Answer: $\binom{n+1}{3}+1$

$1\cdot 4+2\cdot 3+3\cdot 2+4\cdot 1=20$

$1\cdot 3+2\cdot 4+3\cdot 2+4\cdot 1=21$

$1\cdot 3+2\cdot 4+3\cdot 1+4\cdot 2=22$

$1\cdot 4+2\cdot 2+3\cdot 1+4\cdot 3 =23$

$1\cdot 2+2\cdot 3+3\cdot 4+4\cdot 1=24$

$1\cdot 2 +2\cdot 4 + 3\cdot 1+ 4\cdot 3=25$

$1\cdot 1+2\cdot 4+3\cdot 3+4\cdot 2=26$

$1\cdot 1+2\cdot 3+3\cdot 4+4\cdot 2=27$

$1\cdot 2+2\cdot 1+3\cdot 4+4\cdot 3=28$

$1\cdot 2+2\cdot 1+3\cdot 3+4\cdot 4=29$

$1\cdot 1+2\cdot 2+3\cdot 3+4\cdot 4=30$

Now lets go from $n\rightarrow n+1$ . Then letting $x_{n+1}=n+1$ each sum increases by $(n+1)^2=\tbinom{n+1}{2}+\tbinom{n+2}{2}$ so every sum in the range $\left[\binom{n+1}{2}+\binom{n+2}{2}+\binom{n+2}{3},\binom{n+1}{2}+\binom{n+2}{2}+\binom{n+2}{3}+\binom{n+1}{3}\right ]=\left[\binom{n+1}{2}+\binom{n+3}{3},\binom{n+3}{3}+\binom{n+2}{3}\right]$ is achievable.

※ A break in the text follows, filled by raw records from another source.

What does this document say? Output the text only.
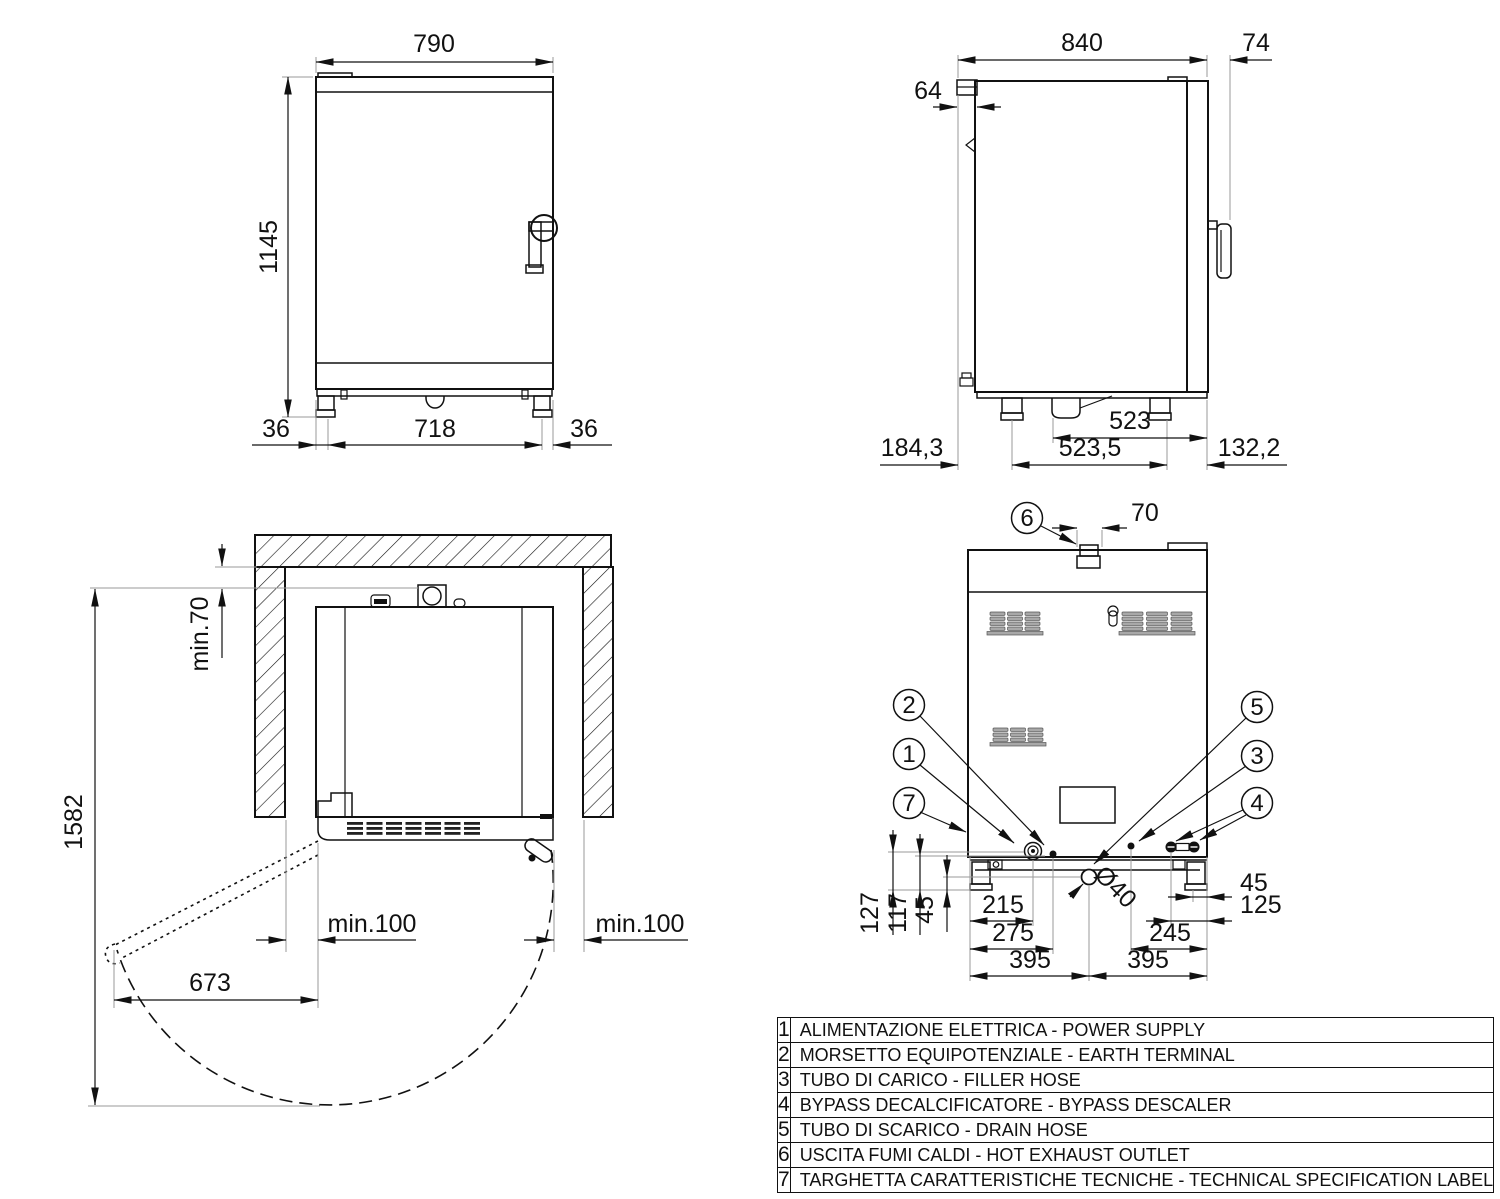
790
1145
36	718	36
840	74
64
523
523,5
184,3	132,2
min.70
1582
min.100	min.100
673
6
2
1
7
5
3
4
70
127 117 45 215
275
395	395
245
125
45
Ø40
1	ALIMENTAZIONE ELETTRICA - POWER SUPPLY
2	MORSETTO EQUIPOTENZIALE - EARTH TERMINAL
3	TUBO DI CARICO - FILLER HOSE
4	BYPASS DECALCIFICATORE - BYPASS DESCALER
5	TUBO DI SCARICO - DRAIN HOSE
6	USCITA FUMI CALDI - HOT EXHAUST OUTLET
7	TARGHETTA CARATTERISTICHE TECNICHE - TECHNICAL SPECIFICATION LABEL
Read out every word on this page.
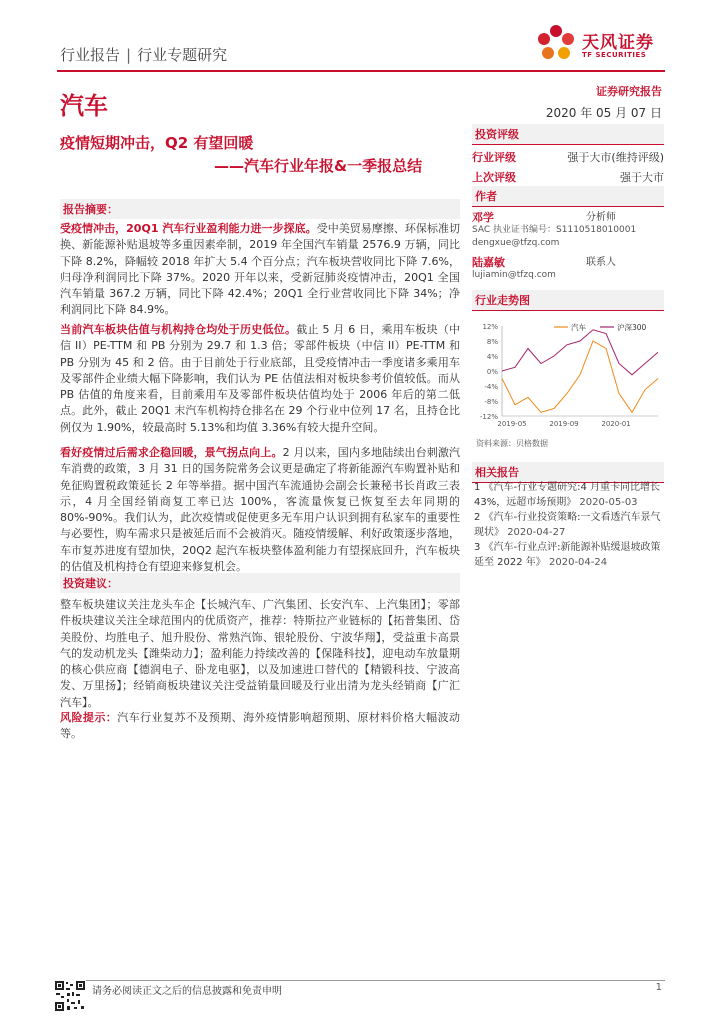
行业报告 | 行业专题研究
天风证券
TF SECURITIES
汽车
证券研究报告
2020 年 05 月 07 日
疫情短期冲击，Q2 有望回暖
——汽车行业年报&一季报总结
投资评级
行业评级	强于大市(维持评级)
上次评级	强于大市
作者
邓学	分析师
SAC 执业证书编号：S1110518010001
dengxue@tfzq.com
陆嘉敏	联系人
lujiamin@tfzq.com
行业走势图
12%
8%
4%
0%
-4%
-8%
-12%
2019-05	2019-09	2020-01
汽车	沪深300
资料来源：贝格数据
相关报告
1 《汽车-行业专题研究:4 月重卡同比增长 43%，远超市场预期》 2020-05-03
2 《汽车-行业投资策略:一文看透汽车景气现状》 2020-04-27
3 《汽车-行业点评:新能源补贴缓退坡政策延至 2022 年》 2020-04-24
报告摘要：
受疫情冲击，20Q1 汽车行业盈利能力进一步探底。受中美贸易摩擦、环保标准切换、新能源补贴退坡等多重因素牵制，2019 年全国汽车销量 2576.9 万辆，同比下降 8.2%，降幅较 2018 年扩大 5.4 个百分点；汽车板块营收同比下降 7.6%，归母净利润同比下降 37%。2020 开年以来，受新冠肺炎疫情冲击，20Q1 全国汽车销量 367.2 万辆，同比下降 42.4%；20Q1 全行业营收同比下降 34%；净利润同比下降 84.9%。
当前汽车板块估值与机构持仓均处于历史低位。截止 5 月 6 日，乘用车板块（中信 II）PE-TTM 和 PB 分别为 29.7 和 1.3 倍；零部件板块（中信 II）PE-TTM 和 PB 分别为 45 和 2 倍。由于目前处于行业底部，且受疫情冲击一季度诸多乘用车及零部件企业绩大幅下降影响，我们认为 PE 估值法相对板块参考价值较低。而从 PB 估值的角度来看，目前乘用车及零部件板块估值均处于 2006 年后的第二低点。此外，截止 20Q1 末汽车机构持仓排名在 29 个行业中位列 17 名，且持仓比例仅为 1.90%，较最高时 5.13%和均值 3.36%有较大提升空间。
看好疫情过后需求企稳回暖，景气拐点向上。2 月以来，国内多地陆续出台刺激汽车消费的政策，3 月 31 日的国务院常务会议更是确定了将新能源汽车购置补贴和免征购置税政策延长 2 年等举措。据中国汽车流通协会副会长兼秘书长肖政三表示，4 月全国经销商复工率已达 100%，客流量恢复已恢复至去年同期的 80%-90%。我们认为，此次疫情或促使更多无车用户认识到拥有私家车的重要性与必要性，购车需求只是被延后而不会被消灭。随疫情缓解、利好政策逐步落地，车市复苏进度有望加快，20Q2 起汽车板块整体盈利能力有望探底回升，汽车板块的估值及机构持仓有望迎来修复机会。
投资建议：
整车板块建议关注龙头车企【长城汽车、广汽集团、长安汽车、上汽集团】；零部件板块建议关注全球范围内的优质资产，推荐：特斯拉产业链标的【拓普集团、岱美股份、均胜电子、旭升股份、常熟汽饰、银轮股份、宁波华翔】，受益重卡高景气的发动机龙头【潍柴动力】；盈利能力持续改善的【保隆科技】，迎电动车放量期的核心供应商【德润电子、卧龙电驱】，以及加速进口替代的【精锻科技、宁波高发、万里扬】；经销商板块建议关注受益销量回暖及行业出清为龙头经销商【广汇汽车】。
风险提示：汽车行业复苏不及预期、海外疫情影响超预期、原材料价格大幅波动等。
请务必阅读正文之后的信息披露和免责申明	1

And letting $x_{n+1}=1$ and increasing every other element by $1$ , each sum increases by $\binom{n+2}{2}$ so every sum in the range $\left[\binom{n+2}{2}+\binom{n+2}{3},\binom{n+2}{2}+\binom{n+2}{3}+\binom{n+1}{3}\right]=\left[\binom{n+3}{3}, \binom{n+3}{3}+\binom{n+1}{3}\right]$ is achievable. As $n\geq 4$ , these ranges intersect to give the desired range, thus we are done.